Unfortunately, the lawyer for the accomplice declined to comment, and I couldn't reach the robbery victim, who no longer works at the discount store.
A single call to the Hagerstown Police Department secured a copy of the 15-page report from December 2008 that in excruciating detail outlines a stunning robbery plot hatched by a 16-year-old girl who, along with friends, conspired to rob her father at gunpoint.
The girl distracted her dad, the assistant store manger, as one of her friends climbed into the back of her father's Jeep Wrangler and waited for him to come out.
When James Michael Russell got into his car with a bag of money, "the suspect sat up and pointed a revolver at him with his right hand and said, 'Gimmie the money or I'll kill you,' " police said.

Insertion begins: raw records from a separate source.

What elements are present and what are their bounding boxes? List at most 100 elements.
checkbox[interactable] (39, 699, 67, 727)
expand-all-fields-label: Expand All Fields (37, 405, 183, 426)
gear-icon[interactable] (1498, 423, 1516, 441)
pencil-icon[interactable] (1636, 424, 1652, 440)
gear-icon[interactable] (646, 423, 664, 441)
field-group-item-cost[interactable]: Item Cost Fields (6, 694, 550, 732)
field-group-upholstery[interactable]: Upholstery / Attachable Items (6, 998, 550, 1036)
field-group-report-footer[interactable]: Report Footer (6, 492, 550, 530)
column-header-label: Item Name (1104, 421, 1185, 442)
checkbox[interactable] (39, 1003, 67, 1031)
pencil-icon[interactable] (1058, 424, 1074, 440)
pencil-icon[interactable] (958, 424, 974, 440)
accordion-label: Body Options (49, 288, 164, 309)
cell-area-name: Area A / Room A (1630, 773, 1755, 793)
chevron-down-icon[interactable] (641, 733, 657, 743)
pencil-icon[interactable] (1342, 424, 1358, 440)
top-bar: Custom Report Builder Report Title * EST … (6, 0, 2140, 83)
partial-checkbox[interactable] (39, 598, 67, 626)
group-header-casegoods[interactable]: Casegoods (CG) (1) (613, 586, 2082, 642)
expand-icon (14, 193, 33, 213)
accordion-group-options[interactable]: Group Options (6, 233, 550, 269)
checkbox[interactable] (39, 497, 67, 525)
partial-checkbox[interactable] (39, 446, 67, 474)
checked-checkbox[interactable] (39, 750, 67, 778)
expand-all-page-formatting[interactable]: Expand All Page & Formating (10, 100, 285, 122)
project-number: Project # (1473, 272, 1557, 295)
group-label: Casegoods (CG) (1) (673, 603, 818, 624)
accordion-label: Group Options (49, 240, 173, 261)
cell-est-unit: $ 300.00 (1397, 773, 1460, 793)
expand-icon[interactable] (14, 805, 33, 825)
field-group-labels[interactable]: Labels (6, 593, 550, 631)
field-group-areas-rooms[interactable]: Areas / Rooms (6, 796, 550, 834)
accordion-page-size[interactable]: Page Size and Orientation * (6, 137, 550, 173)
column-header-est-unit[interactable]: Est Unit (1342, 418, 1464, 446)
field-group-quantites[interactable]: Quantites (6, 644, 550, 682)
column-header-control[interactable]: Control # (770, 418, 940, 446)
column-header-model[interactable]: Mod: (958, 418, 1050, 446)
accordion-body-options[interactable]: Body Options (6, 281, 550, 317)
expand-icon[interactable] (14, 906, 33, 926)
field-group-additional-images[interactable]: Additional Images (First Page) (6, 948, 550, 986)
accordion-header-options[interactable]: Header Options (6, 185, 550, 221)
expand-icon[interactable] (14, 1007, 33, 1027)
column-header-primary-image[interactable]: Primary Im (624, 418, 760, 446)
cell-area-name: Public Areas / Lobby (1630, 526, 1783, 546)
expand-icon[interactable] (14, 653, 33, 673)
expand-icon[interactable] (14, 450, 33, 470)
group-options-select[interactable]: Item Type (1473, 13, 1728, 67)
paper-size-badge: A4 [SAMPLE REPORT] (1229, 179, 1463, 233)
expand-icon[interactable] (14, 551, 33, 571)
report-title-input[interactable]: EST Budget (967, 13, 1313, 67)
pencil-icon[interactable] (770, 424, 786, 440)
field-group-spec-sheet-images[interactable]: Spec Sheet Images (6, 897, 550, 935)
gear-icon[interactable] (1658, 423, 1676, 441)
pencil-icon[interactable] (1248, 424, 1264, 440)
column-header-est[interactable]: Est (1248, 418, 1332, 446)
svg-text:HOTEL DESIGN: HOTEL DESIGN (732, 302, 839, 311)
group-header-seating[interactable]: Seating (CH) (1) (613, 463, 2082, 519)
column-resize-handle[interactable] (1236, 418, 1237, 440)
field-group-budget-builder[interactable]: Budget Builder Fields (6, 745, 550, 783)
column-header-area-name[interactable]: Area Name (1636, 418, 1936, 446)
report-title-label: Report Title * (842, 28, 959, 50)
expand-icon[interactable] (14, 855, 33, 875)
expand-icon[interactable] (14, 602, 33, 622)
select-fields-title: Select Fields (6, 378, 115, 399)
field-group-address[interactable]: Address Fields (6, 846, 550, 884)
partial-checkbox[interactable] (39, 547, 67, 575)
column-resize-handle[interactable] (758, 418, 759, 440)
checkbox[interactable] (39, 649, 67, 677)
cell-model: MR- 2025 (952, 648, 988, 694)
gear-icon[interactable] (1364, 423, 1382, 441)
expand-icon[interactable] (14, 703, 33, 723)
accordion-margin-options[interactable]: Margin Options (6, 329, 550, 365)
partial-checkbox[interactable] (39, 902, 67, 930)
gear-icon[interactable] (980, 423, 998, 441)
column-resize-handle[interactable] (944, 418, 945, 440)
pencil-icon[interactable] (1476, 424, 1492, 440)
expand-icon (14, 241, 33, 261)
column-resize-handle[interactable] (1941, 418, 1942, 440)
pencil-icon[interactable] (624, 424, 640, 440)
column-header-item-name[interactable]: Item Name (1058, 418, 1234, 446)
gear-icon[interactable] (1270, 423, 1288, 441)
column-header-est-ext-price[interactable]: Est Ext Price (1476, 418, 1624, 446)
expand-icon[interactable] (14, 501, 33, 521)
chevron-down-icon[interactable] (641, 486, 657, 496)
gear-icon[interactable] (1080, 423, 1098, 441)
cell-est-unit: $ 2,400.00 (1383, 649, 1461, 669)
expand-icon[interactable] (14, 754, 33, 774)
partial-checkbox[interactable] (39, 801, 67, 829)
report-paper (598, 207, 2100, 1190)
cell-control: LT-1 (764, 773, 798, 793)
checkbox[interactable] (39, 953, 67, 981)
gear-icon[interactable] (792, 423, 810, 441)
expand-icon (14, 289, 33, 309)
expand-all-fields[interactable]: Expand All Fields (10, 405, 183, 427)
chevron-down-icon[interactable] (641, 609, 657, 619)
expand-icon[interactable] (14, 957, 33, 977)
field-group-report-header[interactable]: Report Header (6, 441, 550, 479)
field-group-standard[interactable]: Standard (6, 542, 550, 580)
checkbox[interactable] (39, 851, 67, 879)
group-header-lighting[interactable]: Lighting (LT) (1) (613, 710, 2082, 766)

The gunman grabbed the bag and ran to a getaway car occupied by the girl and another friend. Police arrested them and a fourth person a few days later.
Court documents identify the man holding the six-shot .38 Special, with a broken trigger and no bullets, as Bailey's client, Justin Lee Clark, who was then 18 years old and living in Boonsboro. He and the other main accomplice, Dustin Eugene Boward, also 18, of Hagerstown, were each charged with armed robbery, robbery, assault and using a handgun in the commission of a felony. The girl was handed over to juvenile authorities, and the fourth person was charged with conspiracy.
In his e-mail, Bailey said the two primary suspects (identified by police as Clark and Boward) wanted to plead guilty but that each gave a different account of where they had hidden the gun. The prosecutor promised leniency to the one who gave up the weapon.
Bailey's client said the gun was in the creek but failed a lie-detector test. He said the other man told prosecutors the gun was under a truck at a farm, and he passed the lie-detector test. But the gun wasn't under the truck, and prosecutors declined to search further.
Bailey said he went fishing in the creek July 3.
"I found the pistol and my man got the deal," Bailey said in his e-mail.
Indeed, court records show that on July 30, prosecutors dropped more serious charges dealing with armed robbery and weapons violations, and allowed Clark to plead guilty to a single count of robbery. He was sentenced to 18 months in jail.
So Bailey's client did apparently get a relatively easy sentence for revealing the hidden gun (the true part of the story). But remember that the lawyer also had suggested that his efforts to fish out the gun had helped his client got a better deal than Boward, who had lied about the weapon.
The catch is that court records show that prosecutors dropped the most serious gun and armed robbery charges against Boward as well, and that he pleaded guilty to conspiracy to commit armed robbery, a lesser charge than that to which Clark agreed.
And when did Boward, who is awaiting sentencing, cop his plea?
On June 30, three days before Bailey found the gun in the creek.
I'd love an explanation, but Bailey isn't seeking publicity anymore and hasn't returned my phone calls. The outcome seems to undercut at least one central point of the fish tale, a tale that now seems, if not fishy, at least a bit murky.